Мы и сами следом за ним, следом за врачевавшими нас «деревенщиками» надеялись, что ничего не потеряно, что где-то ждут нас родные корни, крепкие и живые, чистые и невредимые, пока не очнулись посреди чужой страны, чужого языка, чужих нравственных законов, как в изгнании, и теперь перечитываем его со странным чувством: неужели это было с нами, в нашей России, и это мы были таким талантливым народом с такой становящейся летящей душой?
Шукшин был наиболее личным из русских художников. Никак не литератором только, не актёром, не режиссёром.

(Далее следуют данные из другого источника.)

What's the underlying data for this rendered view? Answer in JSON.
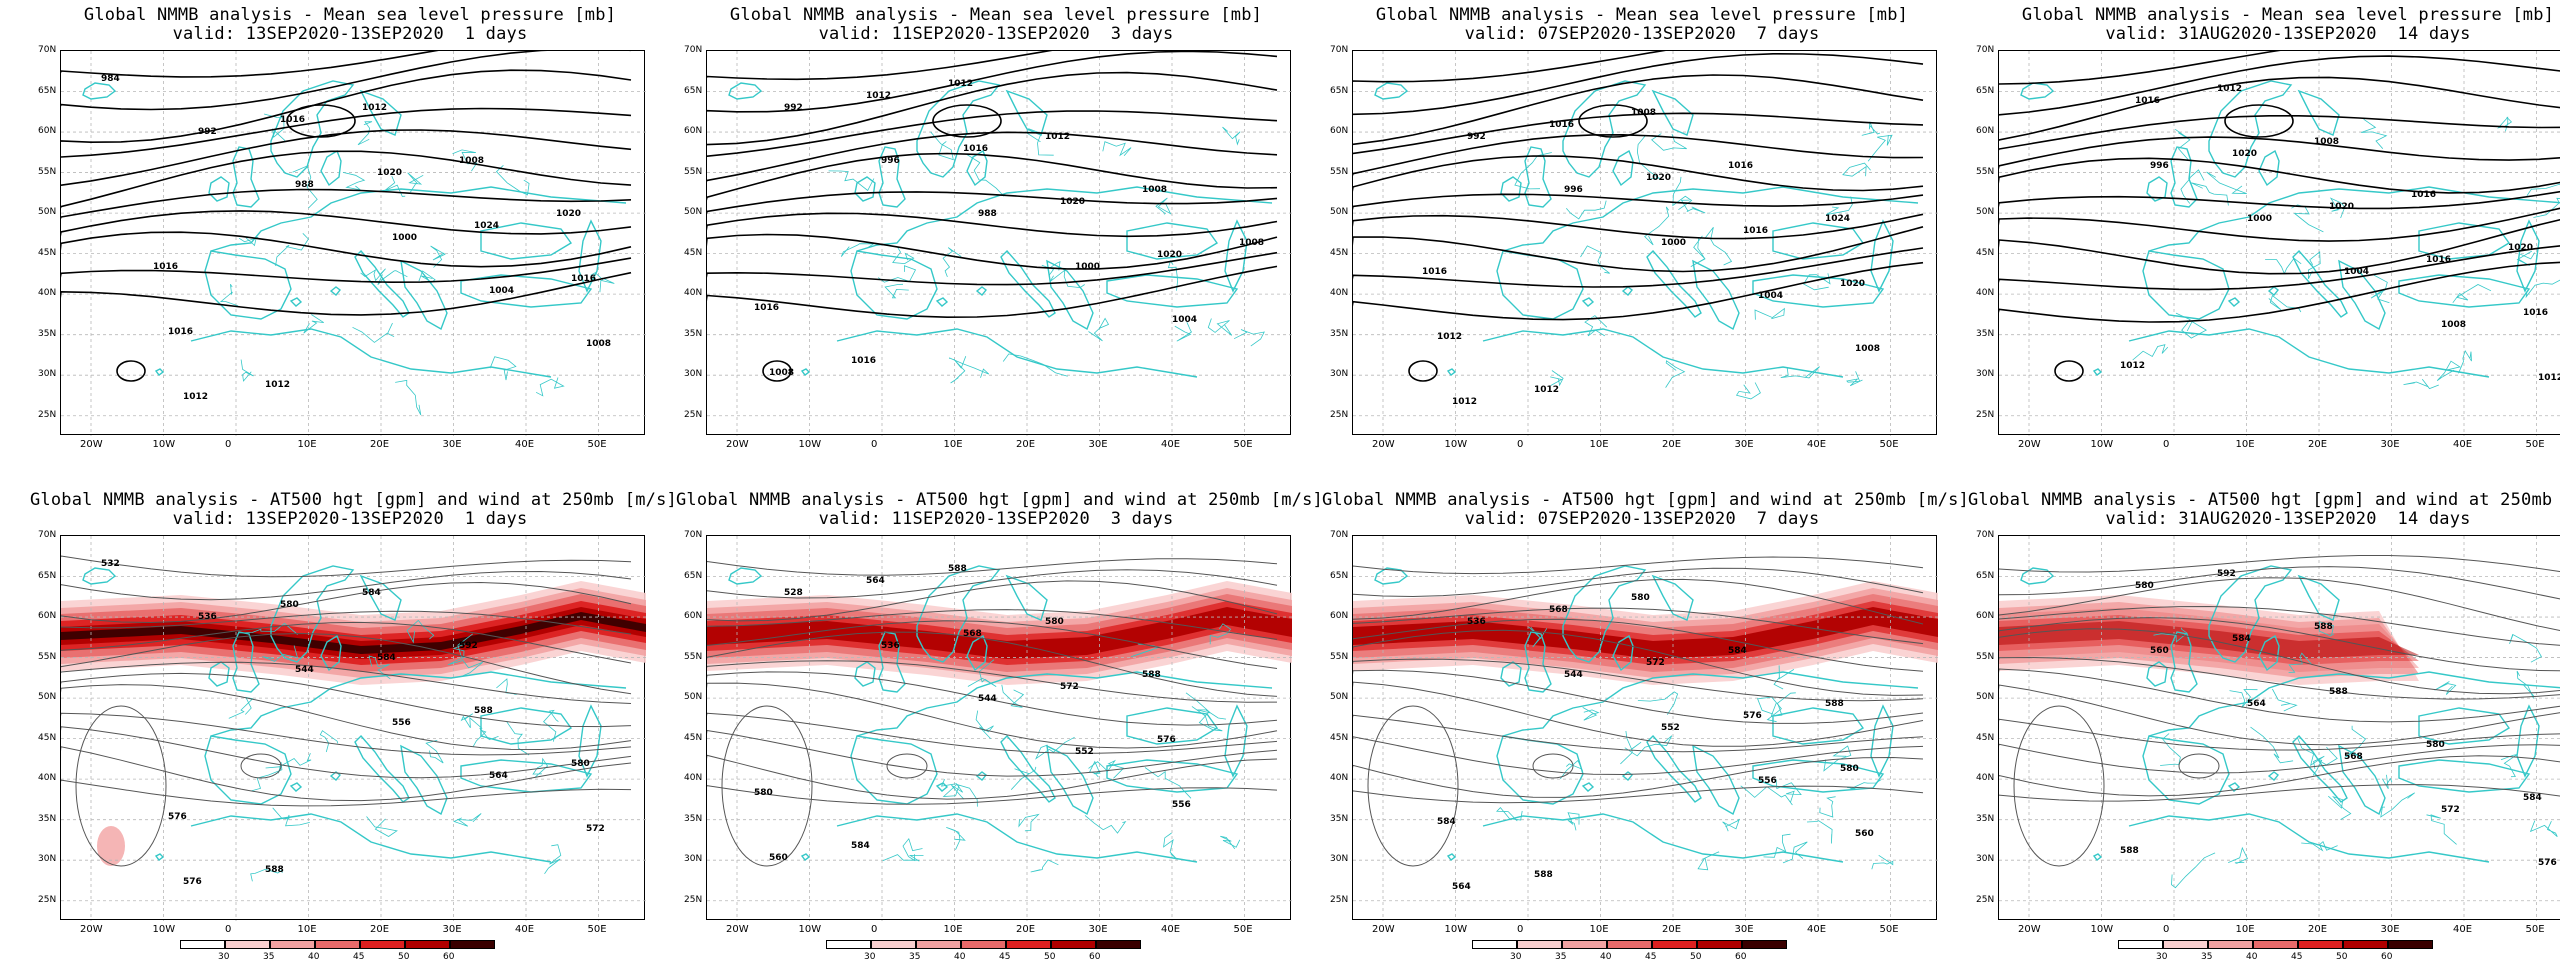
{
  "colors": {
    "coast": "#35c8c8",
    "contour_mslp": "#000000",
    "contour_hgt": "#555555",
    "grid": "#b8b8b8",
    "wind_scale": [
      "#ffffff",
      "#f9cfcf",
      "#f2a2a2",
      "#e86a6a",
      "#dc2020",
      "#b00000",
      "#3a0000"
    ]
  },
  "lat_labels": [
    "70N",
    "65N",
    "60N",
    "55N",
    "50N",
    "45N",
    "40N",
    "35N",
    "30N",
    "25N"
  ],
  "lon_labels": [
    "20W",
    "10W",
    "0",
    "10E",
    "20E",
    "30E",
    "40E",
    "50E"
  ],
  "colorbar_labels": [
    "30",
    "35",
    "40",
    "45",
    "50",
    "60"
  ],
  "panels_top": [
    {
      "title": "Global NMMB analysis - Mean sea level pressure [mb]",
      "valid": "valid: 13SEP2020-13SEP2020  1 days",
      "contour_labels": [
        "984",
        "992",
        "988",
        "1000",
        "1004",
        "1008",
        "1012",
        "1016",
        "1020",
        "1024",
        "1016",
        "1016",
        "1012",
        "1012",
        "1008",
        "1020",
        "1016"
      ]
    },
    {
      "title": "Global NMMB analysis - Mean sea level pressure [mb]",
      "valid": "valid: 11SEP2020-13SEP2020  3 days",
      "contour_labels": [
        "992",
        "996",
        "988",
        "1000",
        "1004",
        "1008",
        "1012",
        "1016",
        "1020",
        "1020",
        "1016",
        "1016",
        "1012",
        "1012",
        "1008",
        "1008"
      ]
    },
    {
      "title": "Global NMMB analysis - Mean sea level pressure [mb]",
      "valid": "valid: 07SEP2020-13SEP2020  7 days",
      "contour_labels": [
        "992",
        "996",
        "1000",
        "1004",
        "1008",
        "1012",
        "1016",
        "1020",
        "1016",
        "1020",
        "1012",
        "1012",
        "1008",
        "1016",
        "1024",
        "1016"
      ]
    },
    {
      "title": "Global NMMB analysis - Mean sea level pressure [mb]",
      "valid": "valid: 31AUG2020-13SEP2020  14 days",
      "contour_labels": [
        "996",
        "1000",
        "1004",
        "1008",
        "1012",
        "1016",
        "1020",
        "1020",
        "1016",
        "1016",
        "1012",
        "1012",
        "1008",
        "1016",
        "1020"
      ]
    }
  ],
  "panels_bottom": [
    {
      "title": "Global NMMB analysis - AT500 hgt [gpm] and wind at 250mb [m/s]",
      "valid": "valid: 13SEP2020-13SEP2020  1 days",
      "contour_labels": [
        "532",
        "536",
        "544",
        "556",
        "564",
        "572",
        "576",
        "580",
        "584",
        "588",
        "580",
        "576",
        "588",
        "584",
        "592"
      ]
    },
    {
      "title": "Global NMMB analysis - AT500 hgt [gpm] and wind at 250mb [m/s]",
      "valid": "valid: 11SEP2020-13SEP2020  3 days",
      "contour_labels": [
        "528",
        "536",
        "544",
        "552",
        "556",
        "560",
        "564",
        "568",
        "572",
        "576",
        "580",
        "584",
        "588",
        "580",
        "588"
      ]
    },
    {
      "title": "Global NMMB analysis - AT500 hgt [gpm] and wind at 250mb [m/s]",
      "valid": "valid: 07SEP2020-13SEP2020  7 days",
      "contour_labels": [
        "536",
        "544",
        "552",
        "556",
        "560",
        "564",
        "568",
        "572",
        "576",
        "580",
        "584",
        "588",
        "580",
        "584",
        "588"
      ]
    },
    {
      "title": "Global NMMB analysis - AT500 hgt [gpm] and wind at 250mb [m/s]",
      "valid": "valid: 31AUG2020-13SEP2020  14 days",
      "contour_labels": [
        "560",
        "564",
        "568",
        "572",
        "576",
        "580",
        "584",
        "588",
        "580",
        "584",
        "588",
        "592",
        "588"
      ]
    }
  ]
}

Мы даже как будто были «умнее» его и относились именно как к младшему брату — непутёвому, заводному, всякую минуту готовому загнать нас в сомнительную ситуацию, из которой неизвестно как выпутываться, но чистому душой и оттого чуть снисходительно любимому. Наше бедное интеллектуальное знание какой-то своей частью стыдилось его, как стыдятся хороших, но не умеющих повернуться деревенских родственников, а в душе мы тосковали и про себя верили, что и сами ещё можем вернуться к этой здоровой наивной чистоте. Мы благодарили его за то, что он «легализовал» наше загнанное в подполье лучшее, позволил не стыдиться того, что мы торопились загородить «воспитанием» и комплексующей оглядкой на чужое суждение, на скверно понятую нами городскую культуру, за которой уже маячила «культура рыночная». Увы, всем последующим своим поведением мы доказали, что хватило нас ненадолго, что не устояли мы на шукшинской ноте, не помогли ему, не поддержали и в конце концов оказались все-таки раздавлены своей вечной унизительной оглядкой на «цивилизованные страны», предали свою волю и правду за чечевичную похлебку цветистой пошлости, с которой воюет ночами на книжных прилавках бедный рабочий том Шукшина.

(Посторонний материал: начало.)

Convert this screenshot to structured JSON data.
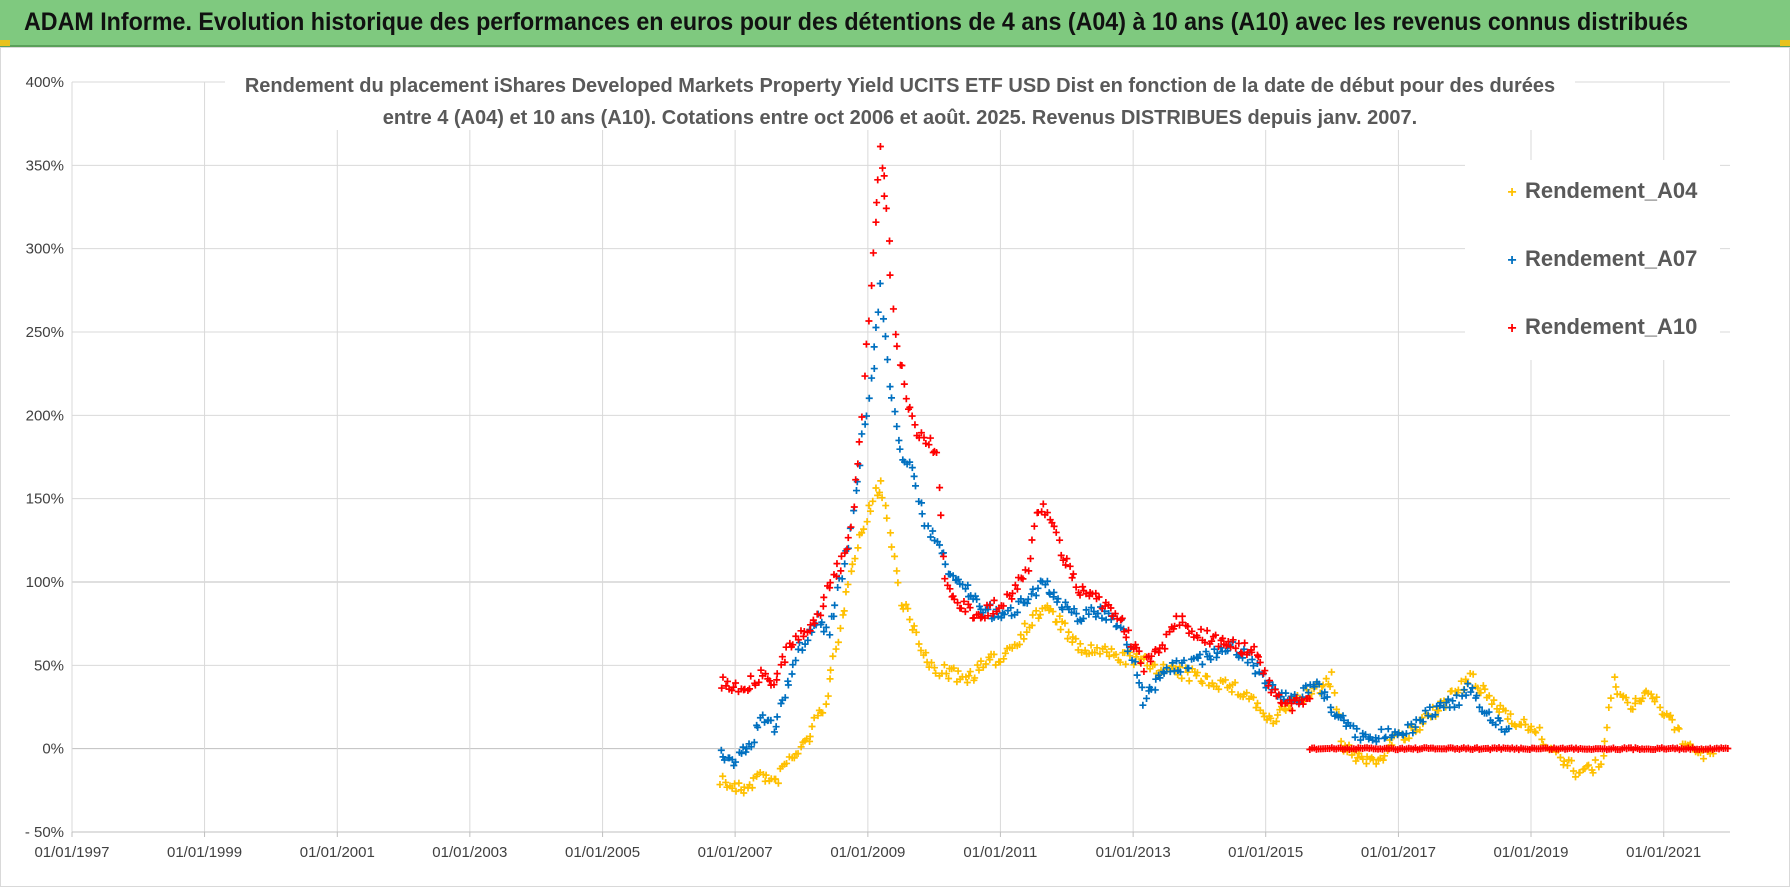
{
  "header": {
    "banner_title": "ADAM Informe. Evolution historique des performances en euros pour des détentions de 4 ans (A04) à 10 ans (A10) avec les revenus connus distribués"
  },
  "colors": {
    "banner": "#7fc97f",
    "A04": "#ffc000",
    "A07": "#0070c0",
    "A10": "#ff0000",
    "grid": "#d9d9d9"
  },
  "chart_data": {
    "type": "scatter",
    "title_lines": [
      "Rendement du placement iShares Developed Markets Property Yield UCITS ETF USD Dist en fonction de la date de début pour des durées",
      "entre 4 (A04) et 10 ans (A10).  Cotations entre oct 2006 et août. 2025. Revenus DISTRIBUES depuis janv. 2007."
    ],
    "xlabel": "",
    "ylabel": "",
    "x_ticks": [
      "01/01/1997",
      "01/01/1999",
      "01/01/2001",
      "01/01/2003",
      "01/01/2005",
      "01/01/2007",
      "01/01/2009",
      "01/01/2011",
      "01/01/2013",
      "01/01/2015",
      "01/01/2017",
      "01/01/2019",
      "01/01/2021"
    ],
    "xlim": [
      "1997-01-01",
      "2022-01-01"
    ],
    "y_ticks": [
      "400%",
      "350%",
      "300%",
      "250%",
      "200%",
      "150%",
      "100%",
      "50%",
      "0%",
      "- 50%"
    ],
    "ylim": [
      -50,
      400
    ],
    "y_unit": "%",
    "grid": true,
    "legend_position": "top-right",
    "marker": "plus",
    "series": [
      {
        "name": "Rendement_A04",
        "color_key": "A04",
        "points": [
          [
            "2006-10-15",
            -18
          ],
          [
            "2006-12-01",
            -22
          ],
          [
            "2007-02-01",
            -25
          ],
          [
            "2007-04-01",
            -20
          ],
          [
            "2007-06-01",
            -15
          ],
          [
            "2007-08-01",
            -22
          ],
          [
            "2007-10-01",
            -10
          ],
          [
            "2007-12-01",
            -3
          ],
          [
            "2008-02-01",
            5
          ],
          [
            "2008-03-15",
            15
          ],
          [
            "2008-05-01",
            25
          ],
          [
            "2008-06-15",
            45
          ],
          [
            "2008-08-01",
            70
          ],
          [
            "2008-10-01",
            110
          ],
          [
            "2008-12-01",
            130
          ],
          [
            "2009-02-01",
            150
          ],
          [
            "2009-03-10",
            160
          ],
          [
            "2009-05-01",
            130
          ],
          [
            "2009-07-01",
            90
          ],
          [
            "2009-09-01",
            75
          ],
          [
            "2009-11-01",
            55
          ],
          [
            "2010-01-01",
            48
          ],
          [
            "2010-04-01",
            45
          ],
          [
            "2010-07-01",
            42
          ],
          [
            "2010-10-01",
            50
          ],
          [
            "2011-01-01",
            55
          ],
          [
            "2011-04-01",
            65
          ],
          [
            "2011-07-01",
            78
          ],
          [
            "2011-09-01",
            85
          ],
          [
            "2011-12-01",
            75
          ],
          [
            "2012-03-01",
            60
          ],
          [
            "2012-07-01",
            58
          ],
          [
            "2012-11-01",
            55
          ],
          [
            "2013-03-01",
            52
          ],
          [
            "2013-06-01",
            48
          ],
          [
            "2013-10-01",
            45
          ],
          [
            "2014-02-01",
            42
          ],
          [
            "2014-06-01",
            38
          ],
          [
            "2014-10-01",
            32
          ],
          [
            "2015-02-01",
            15
          ],
          [
            "2015-06-01",
            28
          ],
          [
            "2015-10-01",
            35
          ],
          [
            "2016-01-01",
            42
          ],
          [
            "2016-03-01",
            0
          ],
          [
            "2016-06-01",
            -5
          ],
          [
            "2016-09-01",
            -8
          ],
          [
            "2016-12-01",
            5
          ],
          [
            "2017-04-01",
            10
          ],
          [
            "2017-08-01",
            25
          ],
          [
            "2017-12-01",
            35
          ],
          [
            "2018-02-01",
            42
          ],
          [
            "2018-06-01",
            28
          ],
          [
            "2018-10-01",
            18
          ],
          [
            "2019-02-01",
            10
          ],
          [
            "2019-06-01",
            -5
          ],
          [
            "2019-10-01",
            -15
          ],
          [
            "2020-02-01",
            -8
          ],
          [
            "2020-04-01",
            40
          ],
          [
            "2020-07-01",
            25
          ],
          [
            "2020-10-01",
            35
          ],
          [
            "2021-01-01",
            22
          ],
          [
            "2021-04-01",
            8
          ],
          [
            "2021-08-01",
            -5
          ],
          [
            "2021-10-01",
            -3
          ]
        ]
      },
      {
        "name": "Rendement_A07",
        "color_key": "A07",
        "points": [
          [
            "2006-10-15",
            0
          ],
          [
            "2006-12-15",
            -10
          ],
          [
            "2007-02-01",
            -5
          ],
          [
            "2007-04-01",
            5
          ],
          [
            "2007-06-01",
            18
          ],
          [
            "2007-08-01",
            12
          ],
          [
            "2007-10-01",
            32
          ],
          [
            "2007-12-01",
            55
          ],
          [
            "2008-02-01",
            68
          ],
          [
            "2008-04-01",
            78
          ],
          [
            "2008-06-01",
            70
          ],
          [
            "2008-08-01",
            100
          ],
          [
            "2008-10-01",
            130
          ],
          [
            "2008-12-01",
            185
          ],
          [
            "2009-02-01",
            230
          ],
          [
            "2009-03-10",
            275
          ],
          [
            "2009-05-01",
            220
          ],
          [
            "2009-07-01",
            180
          ],
          [
            "2009-09-01",
            165
          ],
          [
            "2009-11-01",
            140
          ],
          [
            "2010-01-01",
            125
          ],
          [
            "2010-04-01",
            105
          ],
          [
            "2010-07-01",
            95
          ],
          [
            "2010-10-01",
            85
          ],
          [
            "2011-01-01",
            78
          ],
          [
            "2011-04-01",
            85
          ],
          [
            "2011-07-01",
            95
          ],
          [
            "2011-09-01",
            100
          ],
          [
            "2011-12-01",
            85
          ],
          [
            "2012-03-01",
            80
          ],
          [
            "2012-07-01",
            82
          ],
          [
            "2012-11-01",
            75
          ],
          [
            "2013-03-01",
            30
          ],
          [
            "2013-06-01",
            45
          ],
          [
            "2013-10-01",
            50
          ],
          [
            "2014-02-01",
            55
          ],
          [
            "2014-06-01",
            62
          ],
          [
            "2014-10-01",
            55
          ],
          [
            "2015-02-01",
            35
          ],
          [
            "2015-06-01",
            28
          ],
          [
            "2015-10-01",
            40
          ],
          [
            "2016-01-01",
            25
          ],
          [
            "2016-04-01",
            12
          ],
          [
            "2016-08-01",
            5
          ],
          [
            "2016-12-01",
            10
          ],
          [
            "2017-04-01",
            14
          ],
          [
            "2017-08-01",
            24
          ],
          [
            "2017-12-01",
            30
          ],
          [
            "2018-02-01",
            38
          ],
          [
            "2018-05-01",
            20
          ],
          [
            "2018-09-01",
            12
          ]
        ]
      },
      {
        "name": "Rendement_A10",
        "color_key": "A10",
        "points": [
          [
            "2006-10-15",
            40
          ],
          [
            "2006-12-15",
            38
          ],
          [
            "2007-02-01",
            36
          ],
          [
            "2007-04-01",
            40
          ],
          [
            "2007-06-01",
            45
          ],
          [
            "2007-08-01",
            38
          ],
          [
            "2007-10-01",
            55
          ],
          [
            "2007-12-01",
            65
          ],
          [
            "2008-02-01",
            72
          ],
          [
            "2008-04-01",
            80
          ],
          [
            "2008-06-01",
            100
          ],
          [
            "2008-08-01",
            110
          ],
          [
            "2008-10-01",
            130
          ],
          [
            "2008-12-01",
            200
          ],
          [
            "2009-02-01",
            300
          ],
          [
            "2009-03-10",
            360
          ],
          [
            "2009-04-15",
            320
          ],
          [
            "2009-06-01",
            250
          ],
          [
            "2009-08-01",
            210
          ],
          [
            "2009-10-01",
            190
          ],
          [
            "2009-12-01",
            185
          ],
          [
            "2010-01-15",
            175
          ],
          [
            "2010-03-01",
            100
          ],
          [
            "2010-06-01",
            85
          ],
          [
            "2010-09-01",
            80
          ],
          [
            "2010-12-01",
            85
          ],
          [
            "2011-03-01",
            90
          ],
          [
            "2011-06-01",
            110
          ],
          [
            "2011-08-01",
            145
          ],
          [
            "2011-10-01",
            140
          ],
          [
            "2011-12-01",
            120
          ],
          [
            "2012-03-01",
            95
          ],
          [
            "2012-07-01",
            88
          ],
          [
            "2012-11-01",
            75
          ],
          [
            "2013-03-01",
            50
          ],
          [
            "2013-06-01",
            58
          ],
          [
            "2013-09-01",
            78
          ],
          [
            "2013-12-01",
            70
          ],
          [
            "2014-04-01",
            65
          ],
          [
            "2014-08-01",
            62
          ],
          [
            "2014-11-01",
            58
          ],
          [
            "2015-03-01",
            30
          ],
          [
            "2015-06-01",
            25
          ],
          [
            "2015-09-01",
            30
          ]
        ],
        "flat_segment": {
          "x_from": "2015-09-01",
          "x_to": "2021-12-31",
          "y": 0
        }
      }
    ]
  }
}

Есть в воспоминаниях Юрия Скопа пронзительный и на глубине символический эпизод.
«На „Странных людях“… снималась массовка — проводы гармониста в армию. В фильм он не попал, но дело не в этом…
День выдался самое то… Человек сто, а может, и поболе вышло на расставанье. С песней… Живёт в народе такая: «Последний нонешний денёчек…» Мотор! Пошли… Головная актёрская группа вроде бы ладно взяла песню, а хвост массовочный не тоё… Позабыли, оказалось, песнь-то… Дубль, другой… Макарыч яриться начал… Плёнка горит, а в результате — чепуха сплошная. Вот тогда и взлетел Макарыч на пригорок, чтобы все его видели, остановил яростным взмахом движение и как рявкнет:
— Вы что?! Русские или нет? Как своих отцов-то провожали?! Детей! Да как же это можно забыть? Вы что?! Вы вспомните! Ведь вот как, братцы…
И начал:
— Последний нонешний денёчек…— зычно, разливно, с грустцой и азартом бесшабашным за всю массовку вложился в голос. Откуда что берётся?..
И вздохнула деревня, прониклась песней…
Когда расходились, сам слышал, как мужики и женщины тосковали: вот уж спели так спели! Ах…»
Мы все спели с ним последний раз. Теперь песня кончилась. И уже некому устыдить нас: «Да как же это можно забыть?!»